Zukünftige Herausforderungen
Für SP und GRÜNE bedeutet eine verantwortungsvolle Finanzpolitik, dass der Staat wichtige Handlungsfelder erkennt und die Finanzierung für mögliche staatliche Lösungen vorbereitet. Genau das verhindert die Steuersenkung. Der Kanton Thurgau hat sich mehreren Herausforderungen zu stellen, in denen Handlungsbedarf besteht. SP-Präsidentin Nina Schläfli betonte, dass eine stärkere finanzielle Beteilung an der ausser- und vorschulischen Kinderbetreuung dringend notwendig sei. Ebenso gebe es Handlungsbedarf im Gesundheitswesen, beteuerte die SP-Fraktionspräsidentin Sonja Wiesemann. Bei der Individuellen Prämienverbilligung (IPV) müsse unbedingt nachgebessert werden. Ab einem Lohn von rund 2500 Franken gebe es keine IPV mehr. Und die geplante und noch ausstehende Revision der IPV generiere im Thurgau deutliche Mehrkosten. Selbst der Regierungsrat räumt ein, dass diese schwer zu kompensieren seien. Auch bei der Energieförderung brauche es zusätzliche Mittel, rechnete Kurt Egger vor. Um die vom Regierungsrat festgelegten Ziele zu erreichen, fehlen jährlich 15 bis 20 Millionen Franke Kantonsmittel.

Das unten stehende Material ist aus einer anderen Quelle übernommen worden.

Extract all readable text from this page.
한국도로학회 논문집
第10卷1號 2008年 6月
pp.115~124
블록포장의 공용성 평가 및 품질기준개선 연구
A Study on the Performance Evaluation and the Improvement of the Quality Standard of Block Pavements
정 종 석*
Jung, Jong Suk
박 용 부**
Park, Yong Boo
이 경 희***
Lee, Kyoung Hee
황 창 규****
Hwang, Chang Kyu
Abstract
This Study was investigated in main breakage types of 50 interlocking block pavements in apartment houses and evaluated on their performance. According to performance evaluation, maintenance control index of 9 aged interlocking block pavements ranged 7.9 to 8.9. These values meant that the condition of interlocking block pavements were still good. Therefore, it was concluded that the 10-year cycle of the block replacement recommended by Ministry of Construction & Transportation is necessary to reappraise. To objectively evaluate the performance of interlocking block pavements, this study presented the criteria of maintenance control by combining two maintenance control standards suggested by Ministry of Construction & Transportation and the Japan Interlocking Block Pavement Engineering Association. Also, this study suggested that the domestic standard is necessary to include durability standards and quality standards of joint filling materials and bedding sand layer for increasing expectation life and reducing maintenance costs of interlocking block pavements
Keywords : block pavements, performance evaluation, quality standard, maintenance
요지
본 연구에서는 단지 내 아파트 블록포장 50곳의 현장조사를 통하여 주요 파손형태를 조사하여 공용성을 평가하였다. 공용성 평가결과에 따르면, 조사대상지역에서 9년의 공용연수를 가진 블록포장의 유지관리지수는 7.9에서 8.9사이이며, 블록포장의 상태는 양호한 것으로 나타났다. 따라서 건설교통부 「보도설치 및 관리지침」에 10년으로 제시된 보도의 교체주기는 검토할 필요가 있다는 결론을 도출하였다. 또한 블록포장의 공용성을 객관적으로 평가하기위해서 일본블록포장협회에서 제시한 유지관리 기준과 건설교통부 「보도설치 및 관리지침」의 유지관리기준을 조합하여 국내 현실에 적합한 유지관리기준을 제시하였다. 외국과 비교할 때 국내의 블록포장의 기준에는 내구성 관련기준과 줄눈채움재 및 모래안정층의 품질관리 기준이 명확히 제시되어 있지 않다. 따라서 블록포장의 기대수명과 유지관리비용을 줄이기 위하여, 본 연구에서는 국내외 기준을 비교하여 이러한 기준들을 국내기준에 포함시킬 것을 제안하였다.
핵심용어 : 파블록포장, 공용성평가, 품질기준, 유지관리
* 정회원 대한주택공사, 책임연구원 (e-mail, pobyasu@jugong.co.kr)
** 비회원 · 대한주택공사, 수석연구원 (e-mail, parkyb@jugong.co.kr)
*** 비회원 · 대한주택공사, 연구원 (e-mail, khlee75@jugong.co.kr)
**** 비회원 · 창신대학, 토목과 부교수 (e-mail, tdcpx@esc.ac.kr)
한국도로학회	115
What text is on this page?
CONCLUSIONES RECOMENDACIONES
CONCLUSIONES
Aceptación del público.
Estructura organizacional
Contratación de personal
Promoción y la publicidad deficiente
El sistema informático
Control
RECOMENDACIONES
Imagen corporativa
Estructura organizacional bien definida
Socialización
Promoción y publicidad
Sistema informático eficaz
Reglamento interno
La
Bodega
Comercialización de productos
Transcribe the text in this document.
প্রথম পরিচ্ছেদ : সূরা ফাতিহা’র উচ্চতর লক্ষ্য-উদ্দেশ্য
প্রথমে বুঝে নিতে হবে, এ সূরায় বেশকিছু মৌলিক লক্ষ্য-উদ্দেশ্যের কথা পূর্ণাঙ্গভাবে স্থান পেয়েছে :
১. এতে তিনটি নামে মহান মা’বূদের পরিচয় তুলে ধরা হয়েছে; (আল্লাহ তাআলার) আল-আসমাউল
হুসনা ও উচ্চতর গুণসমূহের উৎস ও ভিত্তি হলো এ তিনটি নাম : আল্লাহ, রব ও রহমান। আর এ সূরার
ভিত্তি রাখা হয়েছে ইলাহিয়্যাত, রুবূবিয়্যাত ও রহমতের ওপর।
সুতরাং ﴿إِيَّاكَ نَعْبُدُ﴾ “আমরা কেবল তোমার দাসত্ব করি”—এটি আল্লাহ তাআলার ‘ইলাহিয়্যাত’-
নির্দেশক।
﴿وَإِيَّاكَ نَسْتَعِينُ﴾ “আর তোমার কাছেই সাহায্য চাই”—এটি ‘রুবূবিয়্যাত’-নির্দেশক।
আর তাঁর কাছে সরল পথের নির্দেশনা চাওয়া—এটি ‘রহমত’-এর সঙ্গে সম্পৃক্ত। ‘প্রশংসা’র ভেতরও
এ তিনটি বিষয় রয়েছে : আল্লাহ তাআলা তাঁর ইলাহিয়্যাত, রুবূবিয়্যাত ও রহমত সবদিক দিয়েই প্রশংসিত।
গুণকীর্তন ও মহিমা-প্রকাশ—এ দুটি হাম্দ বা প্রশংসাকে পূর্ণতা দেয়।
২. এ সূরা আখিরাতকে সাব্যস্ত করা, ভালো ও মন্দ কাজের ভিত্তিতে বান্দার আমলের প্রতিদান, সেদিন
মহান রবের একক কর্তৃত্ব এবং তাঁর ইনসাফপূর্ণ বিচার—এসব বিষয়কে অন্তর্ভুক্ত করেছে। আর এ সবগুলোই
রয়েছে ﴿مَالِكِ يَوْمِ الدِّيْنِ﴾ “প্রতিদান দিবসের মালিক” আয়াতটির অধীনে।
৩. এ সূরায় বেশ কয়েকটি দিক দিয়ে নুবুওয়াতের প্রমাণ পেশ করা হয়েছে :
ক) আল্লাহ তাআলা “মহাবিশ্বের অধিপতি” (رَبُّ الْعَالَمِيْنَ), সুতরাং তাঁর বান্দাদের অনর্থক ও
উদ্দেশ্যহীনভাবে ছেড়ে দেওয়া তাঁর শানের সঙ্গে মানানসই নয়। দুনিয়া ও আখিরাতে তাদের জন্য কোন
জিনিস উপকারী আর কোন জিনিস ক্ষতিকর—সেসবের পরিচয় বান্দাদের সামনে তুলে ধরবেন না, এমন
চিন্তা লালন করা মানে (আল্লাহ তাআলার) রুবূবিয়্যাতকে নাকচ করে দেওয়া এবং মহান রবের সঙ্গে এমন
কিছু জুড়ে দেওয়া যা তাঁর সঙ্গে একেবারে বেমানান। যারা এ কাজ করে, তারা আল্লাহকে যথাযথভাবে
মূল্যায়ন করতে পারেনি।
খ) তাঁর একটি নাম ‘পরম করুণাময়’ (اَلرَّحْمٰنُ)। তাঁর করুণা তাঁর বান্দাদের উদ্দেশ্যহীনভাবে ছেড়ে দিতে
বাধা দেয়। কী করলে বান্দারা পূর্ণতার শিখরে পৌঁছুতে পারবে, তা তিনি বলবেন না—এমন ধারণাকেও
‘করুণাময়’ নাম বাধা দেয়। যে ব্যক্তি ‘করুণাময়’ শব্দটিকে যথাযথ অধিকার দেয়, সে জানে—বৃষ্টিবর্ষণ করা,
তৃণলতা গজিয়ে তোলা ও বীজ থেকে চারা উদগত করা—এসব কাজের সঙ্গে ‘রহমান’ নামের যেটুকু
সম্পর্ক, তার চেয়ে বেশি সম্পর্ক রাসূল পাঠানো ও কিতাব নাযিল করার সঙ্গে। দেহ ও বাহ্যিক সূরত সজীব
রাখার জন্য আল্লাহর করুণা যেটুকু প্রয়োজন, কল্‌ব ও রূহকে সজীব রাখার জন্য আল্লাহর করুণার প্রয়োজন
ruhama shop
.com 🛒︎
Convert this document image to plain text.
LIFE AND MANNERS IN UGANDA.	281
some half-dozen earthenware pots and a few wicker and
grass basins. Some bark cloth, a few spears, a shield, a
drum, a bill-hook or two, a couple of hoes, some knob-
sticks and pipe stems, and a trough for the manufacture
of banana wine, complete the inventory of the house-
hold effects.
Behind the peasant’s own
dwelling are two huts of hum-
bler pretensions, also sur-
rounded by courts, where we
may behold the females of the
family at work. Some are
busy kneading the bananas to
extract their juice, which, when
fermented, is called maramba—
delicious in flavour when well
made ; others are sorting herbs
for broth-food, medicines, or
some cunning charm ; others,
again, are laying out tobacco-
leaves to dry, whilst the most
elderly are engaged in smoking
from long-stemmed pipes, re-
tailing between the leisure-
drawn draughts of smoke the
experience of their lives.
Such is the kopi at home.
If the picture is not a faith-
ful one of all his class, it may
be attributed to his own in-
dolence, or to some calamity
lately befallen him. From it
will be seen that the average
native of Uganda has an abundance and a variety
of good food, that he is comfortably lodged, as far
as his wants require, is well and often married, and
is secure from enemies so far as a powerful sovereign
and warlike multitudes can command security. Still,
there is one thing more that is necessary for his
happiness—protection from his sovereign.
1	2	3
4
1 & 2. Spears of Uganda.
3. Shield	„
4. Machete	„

SNB-Gewinnausschüttungen gehören der Bevölkerung
Nina Schläfli skizzierte den künftigen Umgang mit SNB-Gewinnausschüttungen. Ausserordentliche Einnahmen sollen auch ausserordentlich ausgegeben werden. GRÜNE und SP schlagen einen Systemwechsel bei mehrfachen bzw. deutlich höheren Gewinnausschüttungen vor: Überweist die SNB hohe Gewinnanteile, so sind diese -anstatt mittels ungerechter Steuersenkungen- direkt an die Bevölkerung zu überweisen. Das könnte zum Beispiel als Steuergutschrift in der Höhe der jeweiligen Ausschüttung geschehen oder in Form eines partizipativer Projektfonds für aussergewöhnliche Projekte und Ideen aus der Bevölkerung für die Bevölkerung. Ebenso wären innovative und experimentelle Grossprojekte zur Bewältigung der Klimakrise denkbar. SP und GRÜNE werden diese Ideen weiterverfolgen und zu einem späteren Zeitpunkt vorstössig werden. Dank einer jährlichen Sonder-Ausschüttung könnte eine gleichmässige Besteuerung im Konjunkturzyklus erreicht werden. Wer heute die Steuern senken will, wettet darauf, dass die SNB weiterhin maximale Ausschüttungen tätigen wird. Regierung und Parlament sind aber kein Wettbüro. SP und GRÜNE tragen Verantwortung und wehren sich gegen die Steuersenkung.